Pat loves Ana Vieira |
Antes, a minha primeira vez com os Portishead. Não sei de onde vem aquilo com que a Beth Gibbons canta, mas é impressionante. Arrepia. O público respeitou. O som estava irrepreensível, ao contrário de grande parte dos concertos no palco principal – e o vento não pode servir de desculpa, era o que faltava, então não há vento nos outros festivais? Foi incrível ouvir a Roads ou a Glory Box com 30 mil e uma pessoas a sussurrar, em penúria, pelo golpe de misericórdia. Que presença..
Vou-me lembrando das coisas e do que assim de repente recordo é de cerveja na mão ter depois corrido até Chromeo para encontrar o Abreu e sua crew, pois o plano era irmos todos para a casa dele na Venda do Alcaide. Nisto aparece-me a R., com quem andei enrolado há um ano após The National, e logo de seguida dou de caras com o rapaz que supostamente a andava a comer na altura e que nos viu aos melos, optando por disfarçar e desaparecer em vez de me esmurrar com vontade, embora eu não tivesse grande culpa no cartório - não tenho dons de adivinho.

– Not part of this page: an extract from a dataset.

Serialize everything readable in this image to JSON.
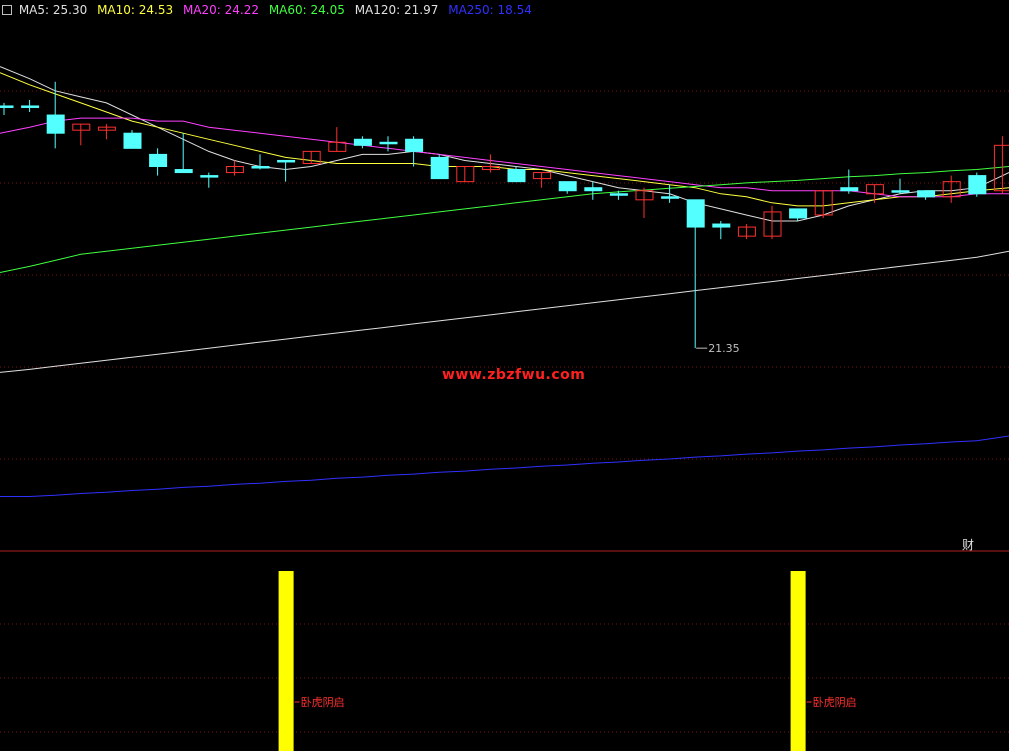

Situaçãozinha, hein? Rodeado por eles, sorri e cumprimentei ambos como um verdadeiro profissional e continuei na minha até abençoar a chegada da malta com quem passaria as próximas 24 horas. Ali estava o Ruben, namorado da Joana sem a companhia da Joana, o Abreu e a namorada Susana, a Filipa e a Mariana, amiga da Filipa que ninguém conhecia e cresceu nos States e rapidamente vi ter o que é necessário para ser feliz no meio de gente como nós. Pelo meio ainda encontrei a Fada do Miradouro, que tem olhos de água e será a minha parceira de guitarradas numa viagem pelo Portugal profundo, mais para o fim de Agosto – somos miseráveis a tocar e queremos mais.

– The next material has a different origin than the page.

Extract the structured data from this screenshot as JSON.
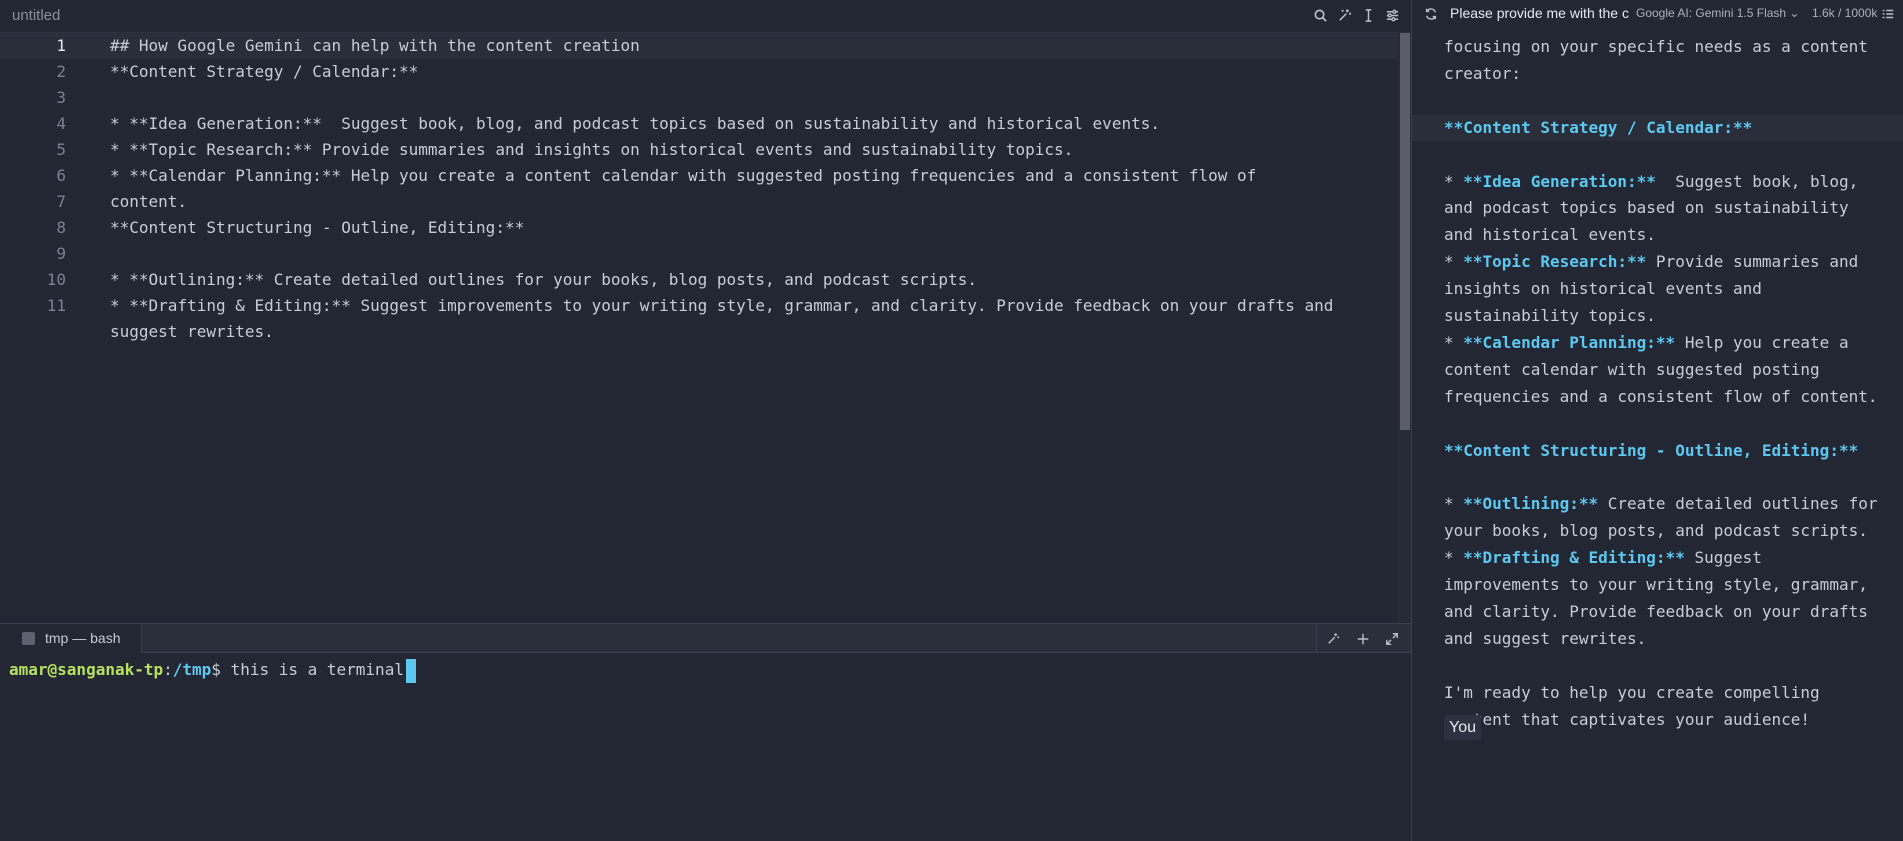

Na tenda electrónica pulámos até depois das cinco a ouvir não sei bem o quê, tal a moca, e bazámos em dois carros. Fui no do Abreu, que tem mãos mas conduz de forma demasiado agressiva, no limiar do parvo. A dada altura vi o prego demasiado fundo, com o Ruben a fazer macacadas mesmo ao nosso lado, ao volante do outro carro que levava a malta, e dei um arranque ao Abreu, que amuou. Resultado: fomos a passo de caracol até à vivenda, onde passei o tempo sentado num alpendre a desafinar numa guitarra para canhotos enquanto acusava o Ruben, que desafinava menos, de dizer cerveja com 'S'. Temos pena do passo de caracol e também da M., a quem por gentileza e muito boa vontade consegui arranjar pulseiras relativas aos três dias, isto sem ela sequer pedir – vi lamentos dela no Facebook e meti mãos ao trabalho -, e só soube notícias dela lá fora quando saí do recinto ao entardecer para lhe dar o bem bom. Tinha de ficar ali à espera de alguém, mas ficou de me dizer alguma coisa para estarmos juntos lá dentro. Até hoje. Muita pancada leva um certo tipo de pessoas. Uns aprendem, outros não. Espero fazer parte da primeira equipa.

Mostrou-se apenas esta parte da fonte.